Northamptonshire | Switch Location

Dizziness

Dizziness can take many forms (e.g. light headedness, spinning, etc.) but it is never normal regardless of age.

It can occur for many reasons, e.g:

A drop in blood pressure when changing position (e.g. standing up from a chair) 

  • If you feel dizzy when you first stand up, change position slowly and exercise your arms & legs before rising
  • Sit back down again if you feel dizzy and wait until it passes 
  • Stand still or walk on the spot when you first get up to give your blood pressure time to stabilise
  • Don't rush
  • Keep active- little and often is best

If your dizziness does not resolve, contact your GP. You may be asked to monitor your sitting and standing blood pressure, to see if a drop in your blood pressure is contributing to your falls risk.

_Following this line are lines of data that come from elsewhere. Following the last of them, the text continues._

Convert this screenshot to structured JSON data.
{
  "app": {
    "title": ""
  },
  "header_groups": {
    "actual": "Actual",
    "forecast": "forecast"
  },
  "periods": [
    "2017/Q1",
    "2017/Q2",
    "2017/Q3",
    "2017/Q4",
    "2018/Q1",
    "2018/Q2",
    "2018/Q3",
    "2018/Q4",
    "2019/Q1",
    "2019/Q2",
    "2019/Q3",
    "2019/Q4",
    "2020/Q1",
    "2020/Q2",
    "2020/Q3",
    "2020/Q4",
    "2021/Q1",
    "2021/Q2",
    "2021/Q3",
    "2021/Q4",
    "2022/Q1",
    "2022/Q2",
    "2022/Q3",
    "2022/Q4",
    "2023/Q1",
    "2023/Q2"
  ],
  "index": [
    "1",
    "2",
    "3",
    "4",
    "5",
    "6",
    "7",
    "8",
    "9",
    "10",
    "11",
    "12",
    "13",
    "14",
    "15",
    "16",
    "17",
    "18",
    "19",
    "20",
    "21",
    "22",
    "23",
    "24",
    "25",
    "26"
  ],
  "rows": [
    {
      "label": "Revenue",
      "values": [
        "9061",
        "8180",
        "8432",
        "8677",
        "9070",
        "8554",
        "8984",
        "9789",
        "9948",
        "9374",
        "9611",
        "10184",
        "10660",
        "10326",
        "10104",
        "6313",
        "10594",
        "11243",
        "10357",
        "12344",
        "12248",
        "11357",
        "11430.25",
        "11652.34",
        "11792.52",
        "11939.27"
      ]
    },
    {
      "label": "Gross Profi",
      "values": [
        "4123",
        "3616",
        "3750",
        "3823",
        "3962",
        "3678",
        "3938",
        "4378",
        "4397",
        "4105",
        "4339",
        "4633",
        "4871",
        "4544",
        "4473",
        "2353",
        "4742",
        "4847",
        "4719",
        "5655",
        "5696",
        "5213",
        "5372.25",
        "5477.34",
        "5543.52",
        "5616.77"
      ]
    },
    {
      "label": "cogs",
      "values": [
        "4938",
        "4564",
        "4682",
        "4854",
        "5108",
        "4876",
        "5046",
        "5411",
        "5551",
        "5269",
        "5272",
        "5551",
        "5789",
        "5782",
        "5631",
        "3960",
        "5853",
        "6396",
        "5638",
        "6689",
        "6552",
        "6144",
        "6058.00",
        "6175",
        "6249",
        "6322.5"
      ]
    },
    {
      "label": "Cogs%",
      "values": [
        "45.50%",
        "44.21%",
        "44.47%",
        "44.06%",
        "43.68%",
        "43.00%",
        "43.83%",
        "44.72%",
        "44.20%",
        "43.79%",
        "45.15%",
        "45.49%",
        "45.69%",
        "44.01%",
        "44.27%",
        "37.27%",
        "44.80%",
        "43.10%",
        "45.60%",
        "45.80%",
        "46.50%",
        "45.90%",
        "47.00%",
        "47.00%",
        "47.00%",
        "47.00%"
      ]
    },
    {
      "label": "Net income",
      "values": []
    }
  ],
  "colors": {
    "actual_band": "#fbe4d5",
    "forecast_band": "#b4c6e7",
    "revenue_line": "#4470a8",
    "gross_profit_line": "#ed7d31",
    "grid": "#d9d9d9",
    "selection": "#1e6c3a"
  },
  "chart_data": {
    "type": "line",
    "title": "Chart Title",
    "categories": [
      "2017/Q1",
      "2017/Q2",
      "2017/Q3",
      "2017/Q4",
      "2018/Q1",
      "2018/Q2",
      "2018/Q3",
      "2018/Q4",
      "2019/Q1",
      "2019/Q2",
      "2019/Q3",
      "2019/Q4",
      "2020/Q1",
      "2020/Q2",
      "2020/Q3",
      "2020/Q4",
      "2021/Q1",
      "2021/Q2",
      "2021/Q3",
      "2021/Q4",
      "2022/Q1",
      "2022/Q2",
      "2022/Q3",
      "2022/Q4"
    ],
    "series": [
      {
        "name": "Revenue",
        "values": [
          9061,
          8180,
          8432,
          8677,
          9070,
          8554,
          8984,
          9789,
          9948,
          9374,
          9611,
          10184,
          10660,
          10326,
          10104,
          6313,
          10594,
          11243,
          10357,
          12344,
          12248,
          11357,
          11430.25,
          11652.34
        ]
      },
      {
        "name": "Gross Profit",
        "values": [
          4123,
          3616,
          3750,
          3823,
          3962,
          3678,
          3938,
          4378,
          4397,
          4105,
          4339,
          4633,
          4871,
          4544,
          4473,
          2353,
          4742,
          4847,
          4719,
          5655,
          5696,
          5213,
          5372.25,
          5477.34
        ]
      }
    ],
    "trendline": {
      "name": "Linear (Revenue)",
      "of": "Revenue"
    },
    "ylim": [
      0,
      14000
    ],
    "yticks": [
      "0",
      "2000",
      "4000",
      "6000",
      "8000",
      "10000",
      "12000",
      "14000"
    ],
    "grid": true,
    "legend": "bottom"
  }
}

How to monitor your postural blood pressure:

  • Sit down for at least 5 minutes then take your blood pressure. Record this reading.
  • Stand up and immediately take your blood pressure again. Hold on to furniture or a walking aid if you do normally. Record this reading and note any symptoms such as dizziness.
  • You may be asked to take readings for 3 days. Take them all at a similar time in the day.

Medications

Dizziness is sometimes a side effect of various medications. If you think this is the cause discuss your symptoms with a community pharmacist if you are taking medication, particularly related to blood pressure. 

Dehydration

  • Make sure you drink plenty of fluids during the day (6-8 cups per day)
  • Drink regularly throughout the day
  • Reduce caffeine and alcohol intake
  • Also make sure you eat regularly throughout the day, do not miss breakfast.

Inner ear disorders / vertigo

Vertigo is a condition affecting the inner, deeper part of the ear. This can cause a spinning sensation, like the world is moving or spinning. It can also be associated with nausea, vomiting and visual or hearing disturbances. It is often triggered by a change of position, such as reaching up over head or rolling in bed. Vertigo can also affect your ability to balance and increases your risk of falls. It can be managed by medications or with specialist manoeuvres or exercises that are prescribed by your GP and other health professionals.

Medical conditions (e.g. diabetes, COPD)

  • Consider whether your condition is well managed, or if dizziness may be a side effect of this, and discuss with a health professional if you need further advice. 

Anxiety

  • Anxiety can give a sensation of light headedness. Try some relaxation techniques such as mindfulness or deep breathing . Contact your local mental health teams, such as changing minds IAPT (tel: 0300 999 1616/ www.nhft.nhs.uk/iapt ) , about managing your anxiety or discuss with your GP if your symptoms are severe.